Twitter disgusts me. I try to stay away from it. But, I do have a profile for the podcast, where I promote the episodes and, occassionally, call out a particular U.S. Senator on his thinly-veiled feigned sincerity. But, I also use it to keep up with guests of the show.
Back in July, music journalist and guest of episode 26, Craig Havighurst, tweeted a link that caught my eye.
It was to a song from the then recently-released Jayhawks record, XOXO. The album cover drew me in, a painting of a young woman, bobbed auburn hair, sitting on the floor, skirted knees bent to her side with records scattered in front of her. Cindy Sherman came to mind.
“Yeah, the room is closing in,” it begins. “The air is getting thicker. It’s hard for me to breathe.” An then, “All the writing’s on the wall, but we refuse to read it, heads buried in the sand.”
The lyrics are fitting. But, you have to listen to understand the tweet – to hear the reason for the “wow.”
Before, I appreciated the Jayhawks from afar, but I had never bothered to listen closely. I listened very closely to this record, over and again.
Some of my favorite musicians released great music in 2020.
Among them, Jason Isbell and Jeff Tweedy. The year also brought a couple reissues for me to get excited about. Not least among them was a five-record set of “demos, outtakes, an in-store live set, at Tower Records, and a remastered version of the original release of Summerteeth. It’s the record that, nearly 20 years ago, lured me to Wilco the way XOXO lured me to the Jayhawks in 2020. And, as I sit here, I await the 10th anniversary edition of my Black Keys favorite, Brothers.
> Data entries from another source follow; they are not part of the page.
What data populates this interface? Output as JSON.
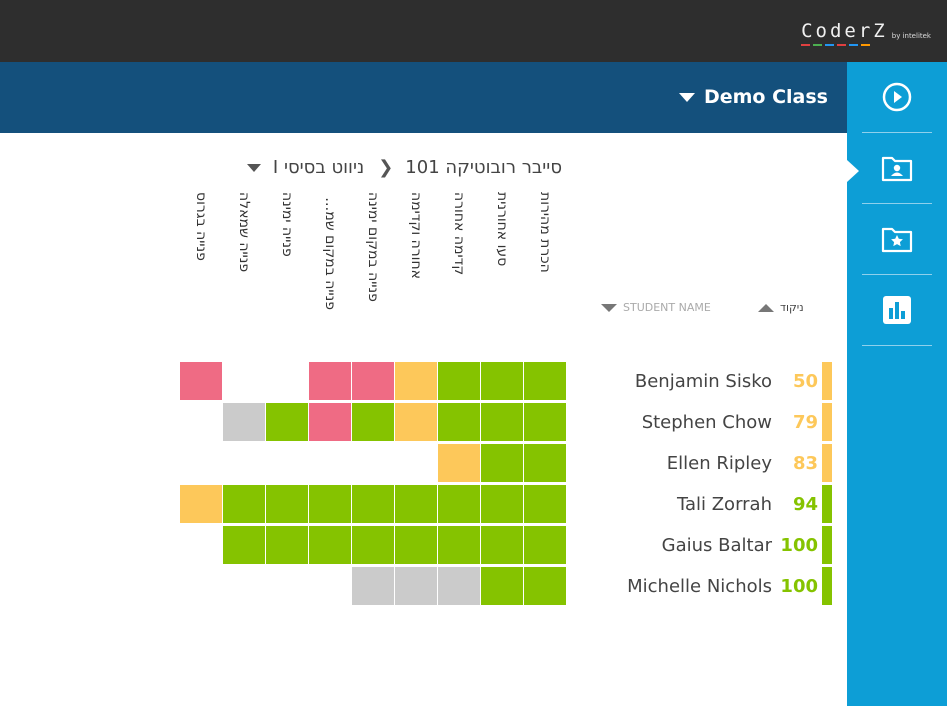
{
  "topbar": {
    "logo_text": "CoderZ",
    "logo_by": "by intelitek"
  },
  "logo_bar_colors": [
    "#e04040",
    "#4caf50",
    "#2196f3",
    "#e04040",
    "#2196f3",
    "#ff9800"
  ],
  "class_selector": {
    "label": "Demo Class"
  },
  "breadcrumb": {
    "course": "סייבר רובוטיקה 101",
    "mission": "ניווט בסיסי I"
  },
  "columns": [
    "הכרת מהירות",
    "סעו אחורנית",
    "קדימה אחורה",
    "אחורה וקדימה",
    "פנייה במקום ימינה",
    "פנייה במקום שמאלה",
    "פנייה ימינה",
    "פנייה שמאלה",
    "פנייה בגרוס"
  ],
  "sort": {
    "student_name": "STUDENT NAME",
    "score": "ניקוד"
  },
  "colors": {
    "green": "#85c300",
    "yellow": "#fdc85a",
    "red": "#ef6b84",
    "grey": "#cbcbcb",
    "empty": "#ffffff"
  },
  "students": [
    {
      "name": "Benjamin Sisko",
      "score": "50",
      "status": "yellow",
      "cells": [
        "green",
        "green",
        "green",
        "yellow",
        "red",
        "red",
        "empty",
        "empty",
        "red"
      ]
    },
    {
      "name": "Stephen Chow",
      "score": "79",
      "status": "yellow",
      "cells": [
        "green",
        "green",
        "green",
        "yellow",
        "green",
        "red",
        "green",
        "grey",
        "empty"
      ]
    },
    {
      "name": "Ellen Ripley",
      "score": "83",
      "status": "yellow",
      "cells": [
        "green",
        "green",
        "yellow",
        "empty",
        "empty",
        "empty",
        "empty",
        "empty",
        "empty"
      ]
    },
    {
      "name": "Tali Zorrah",
      "score": "94",
      "status": "green",
      "cells": [
        "green",
        "green",
        "green",
        "green",
        "green",
        "green",
        "green",
        "green",
        "yellow"
      ]
    },
    {
      "name": "Gaius Baltar",
      "score": "100",
      "status": "green",
      "cells": [
        "green",
        "green",
        "green",
        "green",
        "green",
        "green",
        "green",
        "green",
        "empty"
      ]
    },
    {
      "name": "Michelle Nichols",
      "score": "100",
      "status": "green",
      "cells": [
        "green",
        "green",
        "grey",
        "grey",
        "grey",
        "empty",
        "empty",
        "empty",
        "empty"
      ]
    }
  ]
}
But, start to finish, this is my favorite record of the year, and one I will listen to for many more.
It’s songs offer images or small-town escapes, a stripper’s woe, the young homosexual in the socialite’s orbit, little victories, the nagging impulse to call the girl who ripped out your heart and stomped on it, and many more. Living in a Bubble is the tune that stands out most to me. It tackles the subject matter of Homecoming in a slightly more upbeat tone.
The songs, their sequencing, and the lyrical stories they tell to great music stand out every bit as much as the Duncan Hannah painting on the cover. That pre-flower power girl in her waning teens who Hannah depicted in his piece, “The British Invasion,” stares out from that living room floor, perhaps into the future. To her, the idea of the year 2020 bring to mind Buck Rogers or Flash Gordon. She could have no idea what a shitty year it was to be. Or, that this record, of which she is emblematic, would make it better.